BİRAZ BİRAZ YOĞUNUM BU ARALAR
Merhabalar Canlar...
Nasılsınız bakalım? Beni hiç sormayın. Ben aşırı yorgunum. Yeni iş, işe alış, iş ortamına adapte ol, çalışma arkadaşlarını tanı falan derken ilk dört gün içinde neredeyse bitmiş bir haldeyim. Ama şimdi bunları boş verelim de bugünkü konumuza yoğunlaşalım.
Bugün giriş kısmını uzun tutmadan direkt konuya dalmak istiyorum. Zaten saat geç oldu. Ben ancak işten geldim ve direkt söz verdiğim gibi bu yazıyı yazmaya başladım ve bunu yazar yazmaz da büyük ihtimal uyuyakalacağım.
E o zaman hadi başlayalım... Kemerlerinizi sıkıca bağlayın ve uçmaya hazır olun!
DERGİ İNCELEMESİ
Bugünkü konumuz canlar, dergi incelemesi... Elimde olan dergilerden birisini geçen günlerde seçtim ve okumaya başlamıştım. Bu da baştan sona tam anlamıyla ilk edebiyat dergisi okuyuşumdu. Bundan sonra da okuyacağım gibi duruyor. Ayrıca ayda bir böyle dergi incelemesi de girmek istiyorum bloga... Eğer siz de bu fikri severseniz lütfen bana yorum atın ki, bu konuyu ona göre ayarlayayım. Şimdi gelelim ilk dergi incelememize...
![]() | |
Kafkaokur - Sayı: 38 |
Dergimizin adı; Kafkaokur ve incelediğimiz sayısı nisan ayında çıkan 38. sayıdır. Hani şu kapağında Gandalf'ın muhteşem çizimi bulunan sayı... Ayrıca dergiyi aldığınızda yanında bir de Gandalf'ın iki çizimini size hediye ediyor ve çizimin biri kapakta bulunan resim.O resimleri de yine aşağıda paylaşıyorum.
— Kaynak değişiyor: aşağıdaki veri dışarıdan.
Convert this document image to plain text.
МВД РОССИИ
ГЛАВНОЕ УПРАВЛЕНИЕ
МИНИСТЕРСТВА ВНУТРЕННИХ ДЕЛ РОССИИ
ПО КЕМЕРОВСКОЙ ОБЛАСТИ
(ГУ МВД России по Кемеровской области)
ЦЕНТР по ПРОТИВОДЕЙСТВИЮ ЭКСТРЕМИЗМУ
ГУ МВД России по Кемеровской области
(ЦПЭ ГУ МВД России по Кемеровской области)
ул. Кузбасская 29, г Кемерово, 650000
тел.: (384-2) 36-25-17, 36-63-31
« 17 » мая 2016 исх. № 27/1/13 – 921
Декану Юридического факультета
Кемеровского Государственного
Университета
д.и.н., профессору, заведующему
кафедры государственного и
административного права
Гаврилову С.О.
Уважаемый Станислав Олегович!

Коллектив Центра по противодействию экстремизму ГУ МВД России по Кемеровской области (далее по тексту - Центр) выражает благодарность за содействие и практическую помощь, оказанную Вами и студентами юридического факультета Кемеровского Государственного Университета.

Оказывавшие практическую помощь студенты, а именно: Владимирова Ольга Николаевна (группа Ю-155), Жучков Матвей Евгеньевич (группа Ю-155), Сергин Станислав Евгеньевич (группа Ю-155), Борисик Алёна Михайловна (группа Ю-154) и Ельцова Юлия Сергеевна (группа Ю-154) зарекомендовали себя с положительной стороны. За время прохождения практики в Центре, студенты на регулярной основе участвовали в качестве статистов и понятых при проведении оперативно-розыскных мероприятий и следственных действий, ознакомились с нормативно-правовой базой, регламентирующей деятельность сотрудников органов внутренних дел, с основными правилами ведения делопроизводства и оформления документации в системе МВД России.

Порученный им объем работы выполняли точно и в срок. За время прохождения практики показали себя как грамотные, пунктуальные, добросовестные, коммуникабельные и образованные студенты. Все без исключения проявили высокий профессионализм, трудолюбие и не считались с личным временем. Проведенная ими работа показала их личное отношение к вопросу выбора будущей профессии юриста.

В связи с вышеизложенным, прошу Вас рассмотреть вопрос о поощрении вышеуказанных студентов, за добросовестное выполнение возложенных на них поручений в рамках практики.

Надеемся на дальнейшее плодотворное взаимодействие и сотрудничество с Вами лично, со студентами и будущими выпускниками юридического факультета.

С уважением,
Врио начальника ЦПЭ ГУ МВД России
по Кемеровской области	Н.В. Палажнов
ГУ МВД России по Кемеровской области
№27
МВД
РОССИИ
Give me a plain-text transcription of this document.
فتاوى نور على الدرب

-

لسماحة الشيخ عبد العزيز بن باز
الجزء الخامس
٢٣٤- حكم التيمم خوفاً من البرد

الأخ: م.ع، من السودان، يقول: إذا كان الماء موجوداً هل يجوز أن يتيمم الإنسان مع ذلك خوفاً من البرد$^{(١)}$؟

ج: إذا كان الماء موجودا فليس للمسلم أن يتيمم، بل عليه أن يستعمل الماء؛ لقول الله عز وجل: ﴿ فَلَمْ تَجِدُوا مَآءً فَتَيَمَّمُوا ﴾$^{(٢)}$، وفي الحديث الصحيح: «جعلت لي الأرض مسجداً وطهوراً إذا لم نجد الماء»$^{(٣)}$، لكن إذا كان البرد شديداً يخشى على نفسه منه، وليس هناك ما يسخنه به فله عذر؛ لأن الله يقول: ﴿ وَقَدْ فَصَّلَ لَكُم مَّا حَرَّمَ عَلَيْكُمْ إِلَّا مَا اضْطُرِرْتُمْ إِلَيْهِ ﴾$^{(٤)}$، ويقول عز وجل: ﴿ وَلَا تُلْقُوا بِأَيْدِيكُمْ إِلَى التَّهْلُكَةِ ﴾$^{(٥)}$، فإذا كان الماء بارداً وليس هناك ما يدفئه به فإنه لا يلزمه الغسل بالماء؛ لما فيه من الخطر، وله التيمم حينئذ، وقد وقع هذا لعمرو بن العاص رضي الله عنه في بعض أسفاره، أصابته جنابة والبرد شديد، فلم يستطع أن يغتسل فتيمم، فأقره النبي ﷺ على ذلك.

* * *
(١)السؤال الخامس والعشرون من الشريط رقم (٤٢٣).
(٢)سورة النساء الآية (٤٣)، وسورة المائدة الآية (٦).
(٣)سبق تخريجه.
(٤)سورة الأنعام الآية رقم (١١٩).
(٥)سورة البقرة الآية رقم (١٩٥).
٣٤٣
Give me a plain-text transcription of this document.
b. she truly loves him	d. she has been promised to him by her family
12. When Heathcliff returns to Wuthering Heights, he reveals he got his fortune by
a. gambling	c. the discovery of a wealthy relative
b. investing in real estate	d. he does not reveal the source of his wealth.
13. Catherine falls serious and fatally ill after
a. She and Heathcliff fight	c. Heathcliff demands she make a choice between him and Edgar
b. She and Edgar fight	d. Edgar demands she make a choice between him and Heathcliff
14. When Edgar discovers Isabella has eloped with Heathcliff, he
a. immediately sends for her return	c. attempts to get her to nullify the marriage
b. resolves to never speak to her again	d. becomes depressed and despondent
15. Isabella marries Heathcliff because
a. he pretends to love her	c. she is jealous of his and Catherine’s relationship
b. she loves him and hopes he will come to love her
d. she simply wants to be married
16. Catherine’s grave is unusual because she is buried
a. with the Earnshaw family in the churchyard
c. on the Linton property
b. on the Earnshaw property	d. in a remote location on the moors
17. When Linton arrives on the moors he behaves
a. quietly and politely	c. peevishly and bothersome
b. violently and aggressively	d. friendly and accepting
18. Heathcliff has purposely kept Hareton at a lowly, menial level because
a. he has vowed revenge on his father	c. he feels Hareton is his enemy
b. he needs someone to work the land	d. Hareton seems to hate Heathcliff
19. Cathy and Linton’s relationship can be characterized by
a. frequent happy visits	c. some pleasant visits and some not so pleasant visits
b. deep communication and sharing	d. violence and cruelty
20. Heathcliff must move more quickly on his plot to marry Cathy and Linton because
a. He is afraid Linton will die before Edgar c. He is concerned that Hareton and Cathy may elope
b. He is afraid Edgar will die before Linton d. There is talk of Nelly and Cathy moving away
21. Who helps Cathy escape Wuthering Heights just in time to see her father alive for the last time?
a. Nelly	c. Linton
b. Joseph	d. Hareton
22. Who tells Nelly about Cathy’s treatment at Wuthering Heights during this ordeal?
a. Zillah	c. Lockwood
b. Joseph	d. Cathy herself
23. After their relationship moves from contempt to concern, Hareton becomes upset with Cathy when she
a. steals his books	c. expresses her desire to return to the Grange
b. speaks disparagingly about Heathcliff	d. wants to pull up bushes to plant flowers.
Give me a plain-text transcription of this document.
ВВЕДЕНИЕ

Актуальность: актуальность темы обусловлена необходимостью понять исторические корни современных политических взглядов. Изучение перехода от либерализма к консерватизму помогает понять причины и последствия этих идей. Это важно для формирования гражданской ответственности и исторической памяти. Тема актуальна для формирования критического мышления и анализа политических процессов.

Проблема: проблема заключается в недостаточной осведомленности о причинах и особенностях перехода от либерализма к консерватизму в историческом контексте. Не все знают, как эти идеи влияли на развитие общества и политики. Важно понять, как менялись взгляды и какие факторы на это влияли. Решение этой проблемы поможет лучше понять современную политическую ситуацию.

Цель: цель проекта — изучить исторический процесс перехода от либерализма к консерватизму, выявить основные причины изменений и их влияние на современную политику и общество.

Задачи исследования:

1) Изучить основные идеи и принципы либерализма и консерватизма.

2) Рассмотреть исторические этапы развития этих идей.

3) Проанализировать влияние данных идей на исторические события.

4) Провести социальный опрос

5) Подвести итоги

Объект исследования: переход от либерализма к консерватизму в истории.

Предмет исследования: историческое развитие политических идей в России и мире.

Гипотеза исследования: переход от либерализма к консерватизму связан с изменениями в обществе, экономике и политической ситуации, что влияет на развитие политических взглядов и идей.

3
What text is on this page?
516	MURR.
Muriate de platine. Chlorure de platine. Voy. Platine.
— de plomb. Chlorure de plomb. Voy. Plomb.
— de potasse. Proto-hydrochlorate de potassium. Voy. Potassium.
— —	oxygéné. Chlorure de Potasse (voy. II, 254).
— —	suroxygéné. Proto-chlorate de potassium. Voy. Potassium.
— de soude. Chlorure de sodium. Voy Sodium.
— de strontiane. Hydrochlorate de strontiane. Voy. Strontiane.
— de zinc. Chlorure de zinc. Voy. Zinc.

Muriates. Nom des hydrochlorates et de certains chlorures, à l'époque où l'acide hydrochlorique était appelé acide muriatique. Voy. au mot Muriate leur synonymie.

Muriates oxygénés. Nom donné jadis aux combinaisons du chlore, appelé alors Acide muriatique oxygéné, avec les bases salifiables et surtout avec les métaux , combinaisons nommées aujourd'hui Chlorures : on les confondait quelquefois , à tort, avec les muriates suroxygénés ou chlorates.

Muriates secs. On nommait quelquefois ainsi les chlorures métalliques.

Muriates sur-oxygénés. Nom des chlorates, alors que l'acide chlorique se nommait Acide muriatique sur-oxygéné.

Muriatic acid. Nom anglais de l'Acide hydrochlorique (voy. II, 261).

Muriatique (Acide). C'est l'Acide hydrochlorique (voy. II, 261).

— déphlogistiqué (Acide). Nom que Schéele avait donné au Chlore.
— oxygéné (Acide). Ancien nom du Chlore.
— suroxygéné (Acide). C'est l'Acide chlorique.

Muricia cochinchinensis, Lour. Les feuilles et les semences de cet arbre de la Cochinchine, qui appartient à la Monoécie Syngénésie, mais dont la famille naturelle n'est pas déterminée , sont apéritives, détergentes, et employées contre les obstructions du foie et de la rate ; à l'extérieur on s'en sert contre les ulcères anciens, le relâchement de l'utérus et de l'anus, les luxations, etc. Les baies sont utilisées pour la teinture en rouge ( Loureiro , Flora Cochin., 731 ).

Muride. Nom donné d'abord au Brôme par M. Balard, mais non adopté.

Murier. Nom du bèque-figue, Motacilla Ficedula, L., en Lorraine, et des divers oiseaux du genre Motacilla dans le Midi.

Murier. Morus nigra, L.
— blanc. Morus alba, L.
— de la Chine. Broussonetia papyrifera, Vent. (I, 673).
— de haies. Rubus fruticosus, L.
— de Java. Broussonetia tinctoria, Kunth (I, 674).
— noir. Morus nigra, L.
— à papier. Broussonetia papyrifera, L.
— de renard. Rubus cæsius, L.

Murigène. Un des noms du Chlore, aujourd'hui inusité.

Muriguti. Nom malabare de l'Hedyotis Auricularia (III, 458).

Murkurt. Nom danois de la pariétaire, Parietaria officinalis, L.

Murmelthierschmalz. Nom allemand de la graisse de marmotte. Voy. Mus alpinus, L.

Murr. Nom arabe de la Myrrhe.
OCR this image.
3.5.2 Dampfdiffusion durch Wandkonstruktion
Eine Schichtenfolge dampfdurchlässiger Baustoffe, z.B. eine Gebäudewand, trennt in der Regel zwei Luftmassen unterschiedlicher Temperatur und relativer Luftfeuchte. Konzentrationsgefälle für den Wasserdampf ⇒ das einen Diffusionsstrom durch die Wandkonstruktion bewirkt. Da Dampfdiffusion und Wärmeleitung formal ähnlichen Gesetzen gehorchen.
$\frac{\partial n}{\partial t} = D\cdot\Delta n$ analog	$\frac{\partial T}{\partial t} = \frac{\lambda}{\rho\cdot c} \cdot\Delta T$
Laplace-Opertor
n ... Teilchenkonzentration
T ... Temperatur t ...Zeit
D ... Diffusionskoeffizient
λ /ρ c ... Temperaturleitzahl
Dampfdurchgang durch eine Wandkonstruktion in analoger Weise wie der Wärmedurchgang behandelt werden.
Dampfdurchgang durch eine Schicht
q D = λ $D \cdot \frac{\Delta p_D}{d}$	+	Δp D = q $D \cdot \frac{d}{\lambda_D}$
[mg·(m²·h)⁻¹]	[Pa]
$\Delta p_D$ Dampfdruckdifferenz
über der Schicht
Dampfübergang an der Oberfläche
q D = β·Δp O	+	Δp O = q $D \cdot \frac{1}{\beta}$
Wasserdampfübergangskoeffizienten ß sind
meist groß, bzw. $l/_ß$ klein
Yanda her iki çizimi de sizle paylaştım. Ayrıca dergiyi okurken de yine size Yüzüklerin Efendisi'ndeki diğer karakter çizimleri de eşlik ediyor. Zaten bunları sayfa sayfa ilerlerken de birlikte göreceğiz. O zaman ilk sayfayla paşlayalım mı?
İlk sayfada bizi Gandalf'ın bir sözü karşılıyor. Bize diyor ki; "Yaşayanların birçoğu ölümü hak ediyor. Ve ölülerin bir kısmı da yaşamayı hak ediyor. Yaşamı onlara verebilir misin? O halde hak, hukuk adına ölüm buyurmakta çok acele etme. Çünkü en bilge olanlar bile her şeyin sonunu göremez. Ben de Gollum'un ölmeden önce iyileşeceğini pek ummuyorum, ama bir şansı hep var."
Tabi bu sözü kitapta Gandalf diyor ama esas söz tabi ki yazar J.R.R. Tolkien'e ait...
dergimizi okumaya başlıyoruz. Bir sonraki sayfada bizi Tolkien'in bir karakalem çizimi ile biyografisi karşımızı çıkıyor. Biyografiyi okurken çok memnun kaldım. Tolkien'le ilgili bilmediğim bir çok şey öğrendim. Çok güzel hazırlanmış bir yazıydı. Ayrıca biyografi devam ederken yandaki sayfadan sonra bir sayfa daha çevirdiğinizde sizi Gollum karşılıyor ve yine bu çizim de muhteşem ötesi görünüyor. Derginin çizimlerini aşırı beğendim. Bunu baştan söyleyeyim. Dergide bulunan çizimlerin hepsi efsaneydi.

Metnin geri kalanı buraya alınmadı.